Asked by TCTMD what Portico brings to the playing field, Fontana said that, in general, the deliverability of self-expandable valves feels “a little bit more controlled.”
“With this new delivery system, basically it’s a very, very calm, slow delivery,” he continued. “The operator can really land [almost] exactly where they want. If they’re not happy, they can make some adjustments. I’ve yet to have a system that I’ve had in my hands that was as stable. . . . Number two, the option of having these excellent hemodynamics and large cells to engage the coronaries is a unique combination, at least right now for us in the United States. So there are a number of features about this valve that cardiologists, and surgeons as well, might find very attractive.”

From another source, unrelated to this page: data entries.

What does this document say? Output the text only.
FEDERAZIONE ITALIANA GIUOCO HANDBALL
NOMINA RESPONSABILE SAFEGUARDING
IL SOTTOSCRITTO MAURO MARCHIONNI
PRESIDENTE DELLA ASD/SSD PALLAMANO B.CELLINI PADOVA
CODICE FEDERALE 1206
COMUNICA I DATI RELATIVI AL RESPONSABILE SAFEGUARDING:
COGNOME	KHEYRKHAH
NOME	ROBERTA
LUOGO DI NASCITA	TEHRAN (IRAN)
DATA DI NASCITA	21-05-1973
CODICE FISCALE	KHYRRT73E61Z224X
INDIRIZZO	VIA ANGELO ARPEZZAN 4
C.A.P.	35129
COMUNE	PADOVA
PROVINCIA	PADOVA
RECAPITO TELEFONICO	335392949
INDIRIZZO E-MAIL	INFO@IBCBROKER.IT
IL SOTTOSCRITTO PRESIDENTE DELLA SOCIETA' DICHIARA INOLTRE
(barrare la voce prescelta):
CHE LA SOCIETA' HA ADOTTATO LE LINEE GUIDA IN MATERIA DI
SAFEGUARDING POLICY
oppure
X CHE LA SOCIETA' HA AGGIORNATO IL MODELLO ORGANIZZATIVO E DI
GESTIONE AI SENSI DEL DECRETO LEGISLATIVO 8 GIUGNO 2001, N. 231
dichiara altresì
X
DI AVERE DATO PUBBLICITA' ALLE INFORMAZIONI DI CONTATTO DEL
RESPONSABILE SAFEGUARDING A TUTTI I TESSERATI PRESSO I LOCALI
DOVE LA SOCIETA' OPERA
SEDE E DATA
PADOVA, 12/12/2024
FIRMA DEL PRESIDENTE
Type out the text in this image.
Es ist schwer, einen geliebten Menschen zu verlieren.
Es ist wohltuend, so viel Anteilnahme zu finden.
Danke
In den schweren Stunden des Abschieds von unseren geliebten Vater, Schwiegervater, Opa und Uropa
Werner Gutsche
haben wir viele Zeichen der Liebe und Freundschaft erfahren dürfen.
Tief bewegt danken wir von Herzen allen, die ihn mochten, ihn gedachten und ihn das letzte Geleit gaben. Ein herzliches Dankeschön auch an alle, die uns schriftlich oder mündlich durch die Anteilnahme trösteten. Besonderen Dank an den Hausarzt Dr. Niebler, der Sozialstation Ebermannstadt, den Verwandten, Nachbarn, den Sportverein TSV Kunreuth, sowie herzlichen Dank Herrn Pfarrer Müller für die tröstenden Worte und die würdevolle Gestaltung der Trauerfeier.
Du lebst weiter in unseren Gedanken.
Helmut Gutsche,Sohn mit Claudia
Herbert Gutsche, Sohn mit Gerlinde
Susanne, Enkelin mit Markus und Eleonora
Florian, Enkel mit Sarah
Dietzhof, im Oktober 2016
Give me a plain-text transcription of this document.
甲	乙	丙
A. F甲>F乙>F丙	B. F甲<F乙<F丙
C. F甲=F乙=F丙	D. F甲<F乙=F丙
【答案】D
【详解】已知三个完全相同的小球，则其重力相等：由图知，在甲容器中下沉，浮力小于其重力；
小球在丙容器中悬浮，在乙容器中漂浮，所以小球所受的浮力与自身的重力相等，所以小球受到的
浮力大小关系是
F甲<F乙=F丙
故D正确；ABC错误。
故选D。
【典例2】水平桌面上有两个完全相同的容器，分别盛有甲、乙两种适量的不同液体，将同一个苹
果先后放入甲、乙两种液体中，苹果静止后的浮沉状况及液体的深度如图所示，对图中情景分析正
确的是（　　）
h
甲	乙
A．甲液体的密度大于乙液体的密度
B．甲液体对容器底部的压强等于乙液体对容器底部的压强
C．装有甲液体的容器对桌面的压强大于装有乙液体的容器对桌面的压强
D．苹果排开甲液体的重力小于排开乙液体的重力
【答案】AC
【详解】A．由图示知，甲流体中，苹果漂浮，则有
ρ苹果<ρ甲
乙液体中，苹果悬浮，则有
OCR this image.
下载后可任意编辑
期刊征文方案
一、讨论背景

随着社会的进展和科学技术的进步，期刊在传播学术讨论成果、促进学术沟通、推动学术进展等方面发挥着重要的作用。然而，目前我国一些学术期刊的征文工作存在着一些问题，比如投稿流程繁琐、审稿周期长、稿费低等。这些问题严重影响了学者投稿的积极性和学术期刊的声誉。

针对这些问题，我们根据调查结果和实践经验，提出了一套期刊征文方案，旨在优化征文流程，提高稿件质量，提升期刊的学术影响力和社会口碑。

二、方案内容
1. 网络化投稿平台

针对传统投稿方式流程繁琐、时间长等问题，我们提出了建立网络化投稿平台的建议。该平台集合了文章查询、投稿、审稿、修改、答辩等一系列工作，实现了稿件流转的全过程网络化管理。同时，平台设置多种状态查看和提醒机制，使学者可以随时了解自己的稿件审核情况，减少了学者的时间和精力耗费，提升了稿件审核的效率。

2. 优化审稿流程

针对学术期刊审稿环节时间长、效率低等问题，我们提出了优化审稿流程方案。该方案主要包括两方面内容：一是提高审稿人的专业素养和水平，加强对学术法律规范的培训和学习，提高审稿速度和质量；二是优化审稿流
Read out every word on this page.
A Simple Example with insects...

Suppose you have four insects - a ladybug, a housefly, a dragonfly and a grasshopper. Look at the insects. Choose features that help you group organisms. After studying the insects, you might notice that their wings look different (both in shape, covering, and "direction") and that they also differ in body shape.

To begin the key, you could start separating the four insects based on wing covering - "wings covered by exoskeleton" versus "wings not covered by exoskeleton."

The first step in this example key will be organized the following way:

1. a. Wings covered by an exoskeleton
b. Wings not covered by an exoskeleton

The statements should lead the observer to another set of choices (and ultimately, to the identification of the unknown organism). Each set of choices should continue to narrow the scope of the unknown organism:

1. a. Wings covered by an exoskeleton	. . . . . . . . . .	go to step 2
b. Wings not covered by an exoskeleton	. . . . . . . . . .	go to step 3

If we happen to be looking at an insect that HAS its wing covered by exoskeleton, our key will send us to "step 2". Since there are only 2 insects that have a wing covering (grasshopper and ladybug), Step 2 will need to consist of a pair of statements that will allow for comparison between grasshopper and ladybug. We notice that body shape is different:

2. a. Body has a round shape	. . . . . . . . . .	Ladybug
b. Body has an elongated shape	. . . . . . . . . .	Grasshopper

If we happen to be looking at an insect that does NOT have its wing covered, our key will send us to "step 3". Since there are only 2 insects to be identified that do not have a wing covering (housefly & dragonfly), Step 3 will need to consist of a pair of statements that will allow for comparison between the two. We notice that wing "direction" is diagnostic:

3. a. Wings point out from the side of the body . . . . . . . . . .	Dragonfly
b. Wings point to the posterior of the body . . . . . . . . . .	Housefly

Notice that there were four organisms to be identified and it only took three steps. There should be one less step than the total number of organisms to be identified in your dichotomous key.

In discussions following Fontana’s Main Arena presentation, panelist Michael Mack, MD (Baylor Scott and White Heart Hospital, Plano, TX), said that “about 80% of [TAVR] patients can get treated with any valve and get generally good results. Then there’s about 20% of the population [for whom] it would be preferable for either a balloon-expandable valve or a self-expanding valve.”
Portico, he continued, adds another option in the self-expanding category, “with some particular advantages.” A high bar has already been set in TAVR, making it hard for newer arrivals to compete, Mack noted. Surgical valves have always been approved based on “objective performance criteria” rather than on RCT data. The question has been when TAVR is ready to drop the need for trials. Based on data that came out at TCT today from PORTICO and SCOPE I, he said, “we’re not there yet.”
Fontana GP. A randomized trial of Portico vs. commercially available transcatheter aortic valves in patients with severe aortic stenosis. Presented at: TCT 2019. September 27, 2019. San Francisco, CA.
- Fontana reports serving as a national principal investigator, consultant, structural heart scientific advisory board, and proctor for Abbott; principal investigator, consultant and proctor for Medtronic; as well as a consultant and proctor for LivaNova.